THE next time you are ambling along the beach and spot something glistening in the sand, you may think you have struck gold. But a new code of practice on buried treasure aims to clarify the law on exactly who owns such ancient artefacts.
Those who stumble across “treasure trove” items are being warned to hand them over to the Crown Office or face prosecution.
Under Scots common law, treasure trove and other lost or abandoned property belongs to the Crown, not the finder or the landowner.
Items are held by the Crown on behalf of the public, and are allocated to museums in exchange for an ex gratia payment to the finder.
Last night, officials said the move was a “major step forward” in helping the public in an obscure area of law.
Professor Ian Ralston, chair of the Scottish Archaeological Finds Allocations Panel, which advises the Crown Office, said some people were unwittingly breaking the law. “It is illegal in Scotland to sell newly discovered antiquities. You can’t simply put them on eBay,” he said. “If you find an antiquity in your back garden in Scotland, the householder has no claim on it. “The code encourages people to follow proper procedures and they might benefit financially as a result.”
Prof Ralston said there were wide variations between Scots and English law on treasure trove and it was important that people acted within the rules. “In England, the landowner or finder may have a say in the ownership of the item,” he said. “That is not the case in Scotland. The Crown has the right to claim it. However, we’re trying to make sure the finder is adequately rewarded.”
In recent years, those unearthing treasure trove have benefited from payments from the Crown.
A Roman sculpture, one of the most important recent historical finds, was lifted from the mud banks of a Scottish river, where it had lain for almost two millennia.
The Roman lioness, found in Cramond in 1997, bagged the finder £30,000 in Scotland’s biggest ex gratia payment. The relic was found by a local ferryman who spotted its head peering out of the mud.
The 54-page code of practice sets out how the system works, outlines the roles of those involved in the process and explains the paperwork anyone finding treasure trove must fill in. It warns that “found portable antiquities” must be reported to the Crown. The code also points out that it is a criminal offence to use a metal detector on a scheduled monument without written permission.
The Queen’s and Lord Treasurer’s Remembrancer, Norman McFadyen, is the Scottish official who represents the Crown in the area. He said: “Treasure trove has, to date, been an obscure area. The concept is well known but the detail is not. There is a lack of public appreciation of the difference between the applicable law and the practical systems in Scotland and England.”

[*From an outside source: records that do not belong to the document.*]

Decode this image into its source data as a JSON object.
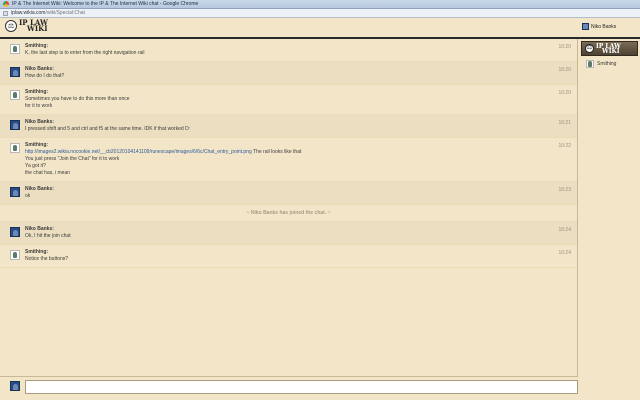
{
  "browser": {
    "title": "IP & The Internet Wiki: Welcome to the IP & The Internet Wiki chat - Google Chrome",
    "url_host": "iplaw.wikia.com",
    "url_path": "/wiki/Special:Chat"
  },
  "header": {
    "logo_line1": "IP LAW",
    "logo_line2": "WIKI",
    "current_user": "Niko Banks"
  },
  "messages": [
    {
      "author": "Smithing:",
      "avatar": "smithing",
      "time": "10:20",
      "lines": [
        "K, the last step is to enter from the right navigation rail"
      ]
    },
    {
      "author": "Niko Banks:",
      "avatar": "niko",
      "time": "10:20",
      "lines": [
        "How do I do that?"
      ]
    },
    {
      "author": "Smithing:",
      "avatar": "smithing",
      "time": "10:20",
      "lines": [
        "Sometimes you have to do this more than once",
        "for it to work"
      ]
    },
    {
      "author": "Niko Banks:",
      "avatar": "niko",
      "time": "10:21",
      "lines": [
        "I pressed shift and 5 and ctrl and f5 at the same time. IDK if that worked D:"
      ]
    },
    {
      "author": "Smithing:",
      "avatar": "smithing",
      "time": "10:22",
      "link": "http://images2.wikia.nocookie.net/__cb20120104141109/runescape/images/6/6c/Chat_entry_point.png",
      "link_suffix": " The rail looks like that",
      "lines": [
        "You just press \"Join the Chat\" for it to work",
        "Ya got it?",
        "the chat has, i mean"
      ]
    },
    {
      "author": "Niko Banks:",
      "avatar": "niko",
      "time": "10:23",
      "lines": [
        "ok"
      ]
    },
    {
      "inline_alert": "~ Niko Banks has joined the chat. ~"
    },
    {
      "author": "Niko Banks:",
      "avatar": "niko",
      "time": "10:24",
      "lines": [
        "Ok, I hit the join chat"
      ]
    },
    {
      "author": "Smithing:",
      "avatar": "smithing",
      "time": "10:24",
      "lines": [
        "Notice the buttons?"
      ]
    }
  ],
  "rail": {
    "room_logo_line1": "IP LAW",
    "room_logo_line2": "WIKI",
    "users": [
      "Smithing"
    ]
  },
  "icons": {
    "logo": "scales-icon",
    "avatar_smithing": "user-avatar-icon",
    "avatar_niko": "user-avatar-icon"
  }
}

About 200 cases of Scottish treasure trove finds were reported to the Crown Office last year, a total of 4,000 objects. It is understood members of the public could get more of a financial reward if the items found are reported promptly. “If they have reported the objects promptly, that would be a plus point,” added Prof Ralston. “But if they hang on to it for along time and take a wire brush and Brasso to it, they could get a smaller ex gratia payment.”
What lies beneath –
some of the weird and wonderful artefacts found in Scotland ONE of Britain’s finest Roman relics was discovered in Cramond, Edinburgh by a ferryman in January 2007, earning him a five-figure reward. The 2,000-year-old sculpture of a lioness devouring a man was discovered on the banks of the River Almond. Cramond had been the site of a Roman fort. The 5ft sandstone artefact is the best preserved artefact of its kind to be uncovered in the United Kingdom. Weighing about a ton, it was found buried beside two plinths and is thought to be part of the tomb of a prominent Roman official in the second or third century AD. Robert Graham saw the head sticking out of the river inches from ferry steps which have been used by thousands of day-trippers over the years. At first he thought it was a modern sculpture and planned to take it home for his garden. But experts were called in after he showed it to a local archaeology enthusiast, who realised its significance.
In November last year, treasure hunters unearthed the first Roman tombstone in Scotland for more than 170 years. It was found near Inveresk, Midlothian. It commemorated a man called Crescens, bodyguard to the governor of the province of Britain. It formed part of Scotland’s annual Treasure Trove items found by archaeologists or enthusiasts which have been handed to the Crown Office.
Other pieces included a 5,000-year-old axe-head, a Bronze Age sword and mysterious carved stone balls. Items found between April 2007 and March 2008 were included in The Queen’s and Lord Treasurer’s Remembrancer’s annual report. The 5,000-year-old farmer’s axe-head was unearthed at Dunragit, Stranraer, but made from stone from the Lake District. The Bronze Age sword was found in Lockerbie and the mysterious carved balls were discovered at Pitmilly and Newburgh in Fife.